Skill 3 — Investment proposal
/meeting-prep-agent:investment-proposalWhat this does by default
Produces a 12-15 slide pitch deck for a wealth manager presenting to a prospective client — firm philosophy, asset allocation, fee structure, and transition plan.
What this does for a retail investor
Produces a 2-page pre-buy decision document — thesis, sizing math, scenarios, and kill criteria — that forces you to write down your reasoning before clicking buy.
Inputs needed
- Ticker and dollar amount you're considering
- Brief portfolio context (total size, biggest existing positions)
Outputs you'll get
- Why I'm buying — thesis in one paragraph
- Position sizing math with concentration check (am I doubling up on existing exposure?)
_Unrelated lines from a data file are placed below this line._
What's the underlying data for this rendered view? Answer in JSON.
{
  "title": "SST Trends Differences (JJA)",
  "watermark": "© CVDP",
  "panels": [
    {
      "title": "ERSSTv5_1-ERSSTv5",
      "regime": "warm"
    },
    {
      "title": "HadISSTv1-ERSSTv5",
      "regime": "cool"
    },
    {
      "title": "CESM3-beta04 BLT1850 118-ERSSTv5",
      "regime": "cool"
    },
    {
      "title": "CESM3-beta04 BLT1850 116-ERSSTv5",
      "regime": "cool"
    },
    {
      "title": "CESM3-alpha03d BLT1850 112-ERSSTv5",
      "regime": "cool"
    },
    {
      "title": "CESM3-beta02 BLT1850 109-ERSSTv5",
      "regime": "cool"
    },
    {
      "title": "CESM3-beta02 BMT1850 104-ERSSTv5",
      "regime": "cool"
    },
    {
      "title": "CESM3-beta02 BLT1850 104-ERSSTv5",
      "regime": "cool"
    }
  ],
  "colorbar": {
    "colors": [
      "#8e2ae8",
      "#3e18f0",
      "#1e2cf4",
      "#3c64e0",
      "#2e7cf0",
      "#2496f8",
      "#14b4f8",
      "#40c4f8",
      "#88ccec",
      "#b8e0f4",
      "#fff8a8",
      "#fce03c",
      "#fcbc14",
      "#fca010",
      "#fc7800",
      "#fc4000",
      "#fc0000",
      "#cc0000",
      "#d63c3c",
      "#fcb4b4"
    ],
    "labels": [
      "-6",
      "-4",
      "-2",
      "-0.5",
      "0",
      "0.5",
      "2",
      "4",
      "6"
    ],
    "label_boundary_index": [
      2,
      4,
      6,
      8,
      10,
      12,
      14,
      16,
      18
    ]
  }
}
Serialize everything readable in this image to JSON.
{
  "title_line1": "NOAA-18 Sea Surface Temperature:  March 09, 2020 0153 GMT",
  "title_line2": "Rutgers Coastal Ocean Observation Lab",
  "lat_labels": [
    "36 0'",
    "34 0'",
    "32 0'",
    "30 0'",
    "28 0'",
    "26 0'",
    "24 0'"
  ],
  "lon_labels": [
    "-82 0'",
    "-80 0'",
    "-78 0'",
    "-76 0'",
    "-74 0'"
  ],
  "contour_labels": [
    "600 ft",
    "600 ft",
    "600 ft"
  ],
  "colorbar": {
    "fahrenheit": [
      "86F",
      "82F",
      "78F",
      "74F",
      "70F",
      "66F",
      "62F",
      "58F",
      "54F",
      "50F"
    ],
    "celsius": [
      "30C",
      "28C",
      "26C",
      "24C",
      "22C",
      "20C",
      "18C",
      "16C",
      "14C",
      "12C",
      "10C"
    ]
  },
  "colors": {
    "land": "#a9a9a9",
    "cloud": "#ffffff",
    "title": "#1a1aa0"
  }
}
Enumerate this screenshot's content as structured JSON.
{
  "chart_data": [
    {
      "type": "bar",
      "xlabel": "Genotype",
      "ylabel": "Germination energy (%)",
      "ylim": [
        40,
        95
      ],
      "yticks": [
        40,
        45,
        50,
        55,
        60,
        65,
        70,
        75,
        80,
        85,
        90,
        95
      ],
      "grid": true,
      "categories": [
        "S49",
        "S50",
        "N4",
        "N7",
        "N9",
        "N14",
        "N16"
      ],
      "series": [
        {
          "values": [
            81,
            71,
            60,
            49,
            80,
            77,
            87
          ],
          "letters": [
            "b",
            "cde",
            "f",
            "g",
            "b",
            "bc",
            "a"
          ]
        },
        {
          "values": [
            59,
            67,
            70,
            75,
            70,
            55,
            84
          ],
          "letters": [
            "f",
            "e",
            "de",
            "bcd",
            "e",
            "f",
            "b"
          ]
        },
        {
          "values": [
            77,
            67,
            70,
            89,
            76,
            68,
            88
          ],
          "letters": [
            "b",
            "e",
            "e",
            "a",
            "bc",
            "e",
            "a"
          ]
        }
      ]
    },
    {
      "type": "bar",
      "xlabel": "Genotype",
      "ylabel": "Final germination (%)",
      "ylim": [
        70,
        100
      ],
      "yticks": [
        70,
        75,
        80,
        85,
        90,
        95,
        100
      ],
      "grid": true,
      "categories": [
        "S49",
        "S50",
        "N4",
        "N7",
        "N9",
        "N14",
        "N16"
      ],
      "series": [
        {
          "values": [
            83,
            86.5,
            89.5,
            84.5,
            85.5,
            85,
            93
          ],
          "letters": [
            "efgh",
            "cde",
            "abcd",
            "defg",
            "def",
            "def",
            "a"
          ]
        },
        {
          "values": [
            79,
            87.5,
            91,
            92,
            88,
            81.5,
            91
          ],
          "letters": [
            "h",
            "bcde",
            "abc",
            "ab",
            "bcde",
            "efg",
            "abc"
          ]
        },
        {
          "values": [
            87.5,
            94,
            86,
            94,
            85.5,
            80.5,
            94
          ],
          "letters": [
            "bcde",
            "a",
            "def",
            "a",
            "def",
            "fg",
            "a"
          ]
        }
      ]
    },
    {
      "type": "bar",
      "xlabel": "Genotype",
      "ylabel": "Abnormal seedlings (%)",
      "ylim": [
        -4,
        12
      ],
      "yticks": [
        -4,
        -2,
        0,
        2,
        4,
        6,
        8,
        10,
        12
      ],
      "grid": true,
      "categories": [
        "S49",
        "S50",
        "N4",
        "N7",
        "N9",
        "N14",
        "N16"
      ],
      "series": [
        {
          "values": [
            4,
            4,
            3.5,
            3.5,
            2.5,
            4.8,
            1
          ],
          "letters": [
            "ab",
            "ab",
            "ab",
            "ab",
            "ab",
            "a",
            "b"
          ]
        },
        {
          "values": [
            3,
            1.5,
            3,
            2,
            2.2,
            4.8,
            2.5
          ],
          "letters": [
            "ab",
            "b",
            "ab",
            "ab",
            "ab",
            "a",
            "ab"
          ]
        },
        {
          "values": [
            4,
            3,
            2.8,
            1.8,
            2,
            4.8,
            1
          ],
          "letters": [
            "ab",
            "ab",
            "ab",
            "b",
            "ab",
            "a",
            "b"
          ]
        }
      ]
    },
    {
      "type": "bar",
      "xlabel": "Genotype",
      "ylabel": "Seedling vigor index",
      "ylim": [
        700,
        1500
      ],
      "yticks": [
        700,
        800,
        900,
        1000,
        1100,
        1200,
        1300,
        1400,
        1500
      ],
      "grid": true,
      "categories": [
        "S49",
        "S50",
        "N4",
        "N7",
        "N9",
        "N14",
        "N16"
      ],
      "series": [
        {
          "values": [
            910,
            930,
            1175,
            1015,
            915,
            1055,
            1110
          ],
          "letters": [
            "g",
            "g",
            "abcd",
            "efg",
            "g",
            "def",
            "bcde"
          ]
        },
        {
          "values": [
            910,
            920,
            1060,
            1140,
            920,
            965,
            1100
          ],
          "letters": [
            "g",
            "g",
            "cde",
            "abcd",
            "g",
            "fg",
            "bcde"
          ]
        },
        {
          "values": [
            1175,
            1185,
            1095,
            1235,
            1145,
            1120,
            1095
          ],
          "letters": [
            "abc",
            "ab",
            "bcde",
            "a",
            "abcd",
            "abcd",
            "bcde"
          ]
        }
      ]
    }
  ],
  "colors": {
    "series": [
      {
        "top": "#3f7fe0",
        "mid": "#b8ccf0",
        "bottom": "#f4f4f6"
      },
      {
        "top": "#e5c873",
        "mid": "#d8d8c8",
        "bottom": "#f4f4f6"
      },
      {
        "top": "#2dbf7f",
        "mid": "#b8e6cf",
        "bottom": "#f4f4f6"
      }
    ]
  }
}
- Bull/base/bear price ranges with assumed multiple and earnings, 12-month horizon
- Key risks specific to this name (3-5 bullets)
- Kill criteria — quantified triggers that would make you sell
- What to watch — earnings dates and near-term catalysts
Best use cases
- Forcing a written thesis before you click buy
- Sizing a concentrated position you want to add to
- Pre-committing to an exit before emotions are involved
Prompt
Write me a 2-page pre-buy decision document for myself as a retail investor — NOT a client pitch deck, NOT advisor material. I'm considering: [TICKER and $ AMOUNT, e.g. "$20,000 into NVDA"] My current portfolio: [BRIEF — total size + biggest positions] Skip: "About Our Firm", team bios, fee schedules, transition plans — none of that applies. Include exactly these six sections: 1. Why I'm buying — thesis in one paragraph 2. Position sizing — what % this becomes of total portfolio, with concentration check (am I doubling up on existing exposure?) 3. Expected outcomes — bull/base/bear price ranges with assumed multiple and earnings, 12-month horizon 4. Key risks specific to this name (3-5 bullets) 5. Kill criteria — quantified triggers that would make me sell (e.g. "data center revenue growth below 25% YoY for 2 quarters") 6. What I'm watching — next earnings date, near-term catalysts Cap at 2 pages. Analytical, not advice.